Single Nucleotide Variant (SNV) calling Tutorial GVA2019
Overview:
SAMtools is a suite of commands for dealing with databases of mapped reads. You'll be using it quite a bit throughout the course. It includes programs for performing variant calling (mpileup-bcftools).
Learning Objectives
- Familiarize yourself with SAMtools.
- Gain important insight into version control.
- Use SAMtools to identify variants in the E. coli genomes we mapped in the previous tutorial.
Calling variants in reads mapped by bowtie2
Right now, we'll be using it to call variants (find mutations) in the re-sequenced E. coli genome from the Mapping tutorial. You will need the output SAM files from that tutorial to continue here. If you wish to start this tutorial without completing the Mapping Tutorial, see the bottom section of this page for information about downloading canned data.
We assume that you are still working in the main directory called GVA_bowtie2_mapping that you created on $SCRATCH
.
Loading SAMtools – a lesson in version control
One of the most important aspects of science is that it is supposed to be reproducible, and as mentioned in an earlier tutorial, a computer will always do exactly what it is told... the trick is telling it to do what you actually want it to do. As bench scientists, we all know (or will soon learn) that protocols change slightly over time... maybe you have had the nightmare troubleshooting experience of a reliable protocol suddenly giving unreliable results only to find out that an enzyme/reagent/kit you bought from a different vendor because it was cheeper is actually not identical in every way, or maybe you find a kit or reagent that claims better yield yet forces small differences in your protocol. Computational biology is no different in that protocols and programs change slightly over time (usually in the form of version updates). In the "best" case, version improvements add new functionality that do not change old analysis, in the worst of cases in an effort to fix small bugs (thereby increase accuracy by eliminating false positives in the eyes of the developers at least) in a way that makes you unaware that anything has changed other than your final output if you have to repeat your analysis (say because you added new samples to your cohort). Sometimes, programs will change drastically enough that even your old commands stop working. This is both a blessing and a curse. A blessing in that you are astutely aware that something has changed, and you are forced to either fix/update your analysis to the new version (typically gaining an understanding of what was changed), and a curse in that you have to figure out how to fix things even if this means continuing to use an older version.

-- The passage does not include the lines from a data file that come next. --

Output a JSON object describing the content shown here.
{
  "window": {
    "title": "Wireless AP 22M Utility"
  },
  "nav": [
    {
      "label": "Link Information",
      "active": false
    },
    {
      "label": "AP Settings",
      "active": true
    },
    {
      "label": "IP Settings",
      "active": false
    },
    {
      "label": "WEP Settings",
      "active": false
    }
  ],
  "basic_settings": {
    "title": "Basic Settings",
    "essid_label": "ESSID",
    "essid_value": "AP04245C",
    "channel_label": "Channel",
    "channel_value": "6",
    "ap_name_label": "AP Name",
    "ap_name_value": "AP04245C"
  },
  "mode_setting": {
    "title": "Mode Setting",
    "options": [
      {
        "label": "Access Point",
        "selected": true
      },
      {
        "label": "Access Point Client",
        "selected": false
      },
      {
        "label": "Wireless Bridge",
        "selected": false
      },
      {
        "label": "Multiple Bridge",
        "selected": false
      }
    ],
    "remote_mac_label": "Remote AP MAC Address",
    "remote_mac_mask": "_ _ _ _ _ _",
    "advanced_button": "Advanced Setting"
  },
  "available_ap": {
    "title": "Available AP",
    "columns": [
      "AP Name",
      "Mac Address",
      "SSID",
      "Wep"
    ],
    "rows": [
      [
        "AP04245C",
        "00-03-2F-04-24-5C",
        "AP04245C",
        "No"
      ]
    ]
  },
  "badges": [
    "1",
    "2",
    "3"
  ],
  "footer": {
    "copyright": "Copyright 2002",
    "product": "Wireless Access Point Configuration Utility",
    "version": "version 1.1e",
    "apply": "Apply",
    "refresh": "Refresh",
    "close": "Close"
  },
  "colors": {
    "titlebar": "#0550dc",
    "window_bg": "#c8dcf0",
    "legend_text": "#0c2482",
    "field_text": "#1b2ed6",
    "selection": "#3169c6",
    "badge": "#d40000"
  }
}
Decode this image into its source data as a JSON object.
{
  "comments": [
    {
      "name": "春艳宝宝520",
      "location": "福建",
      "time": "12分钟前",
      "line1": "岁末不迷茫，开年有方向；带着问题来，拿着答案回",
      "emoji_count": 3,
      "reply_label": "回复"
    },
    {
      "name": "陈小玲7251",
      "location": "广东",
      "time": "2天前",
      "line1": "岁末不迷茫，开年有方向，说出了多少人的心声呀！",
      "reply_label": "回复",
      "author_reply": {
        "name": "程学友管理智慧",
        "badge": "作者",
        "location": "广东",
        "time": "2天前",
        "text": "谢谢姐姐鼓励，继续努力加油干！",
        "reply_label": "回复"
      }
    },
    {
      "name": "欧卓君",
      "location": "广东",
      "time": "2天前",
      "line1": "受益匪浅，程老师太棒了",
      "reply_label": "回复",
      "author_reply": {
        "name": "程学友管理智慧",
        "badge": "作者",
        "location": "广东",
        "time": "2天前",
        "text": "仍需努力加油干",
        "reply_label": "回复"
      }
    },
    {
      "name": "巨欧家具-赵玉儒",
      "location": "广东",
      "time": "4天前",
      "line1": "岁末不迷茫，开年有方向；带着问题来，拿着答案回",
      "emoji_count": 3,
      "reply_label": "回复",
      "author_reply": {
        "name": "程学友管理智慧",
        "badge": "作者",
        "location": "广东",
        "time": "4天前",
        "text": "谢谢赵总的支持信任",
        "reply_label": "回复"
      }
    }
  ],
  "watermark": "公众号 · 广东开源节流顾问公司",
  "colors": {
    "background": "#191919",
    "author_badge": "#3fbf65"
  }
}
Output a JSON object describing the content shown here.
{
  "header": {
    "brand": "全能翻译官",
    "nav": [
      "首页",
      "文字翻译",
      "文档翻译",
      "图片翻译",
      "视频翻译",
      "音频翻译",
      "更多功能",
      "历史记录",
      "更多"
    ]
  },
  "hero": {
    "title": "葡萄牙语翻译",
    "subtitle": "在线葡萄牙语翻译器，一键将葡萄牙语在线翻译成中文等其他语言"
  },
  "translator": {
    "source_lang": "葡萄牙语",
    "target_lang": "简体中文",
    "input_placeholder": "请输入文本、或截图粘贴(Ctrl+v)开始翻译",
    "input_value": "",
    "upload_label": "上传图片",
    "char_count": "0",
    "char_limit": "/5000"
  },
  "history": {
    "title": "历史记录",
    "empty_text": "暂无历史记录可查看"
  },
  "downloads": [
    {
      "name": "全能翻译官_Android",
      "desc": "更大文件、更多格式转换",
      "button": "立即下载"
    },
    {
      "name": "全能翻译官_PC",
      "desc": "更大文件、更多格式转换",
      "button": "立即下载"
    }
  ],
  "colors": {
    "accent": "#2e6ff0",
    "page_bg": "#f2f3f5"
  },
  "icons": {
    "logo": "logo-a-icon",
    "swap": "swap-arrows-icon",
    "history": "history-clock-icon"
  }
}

As an optional extension of this tutorial you will have the opportunity to experience this first hand as you have access to 2 different versions of samtools 1 of which works for this tutorial, and the other which does not.
First let's check if SAMtools is loaded. The easiest way to do this is to simply type samtools. (Remember that most programs/commands are in all lowercase (while scripts often have capital letters) despite their webpages having capital letters associated with them to make them stand out). Looking through the output you should see a line that reads:
Version: 1.6 (using htslib 1.6)
This is very important information for the most detailed reporting of your computational analysis, and reproducibility of said analysis. Sadly this level of reporting is often ignored or not appreciated by many journals leading to difficulty in reproducing results.
Some modules on TACC offer multiple different versions, and sadly (for many biological modules at least), the default version is not always the newest version. Can you use the module system to determine if there are other versions of samtools available?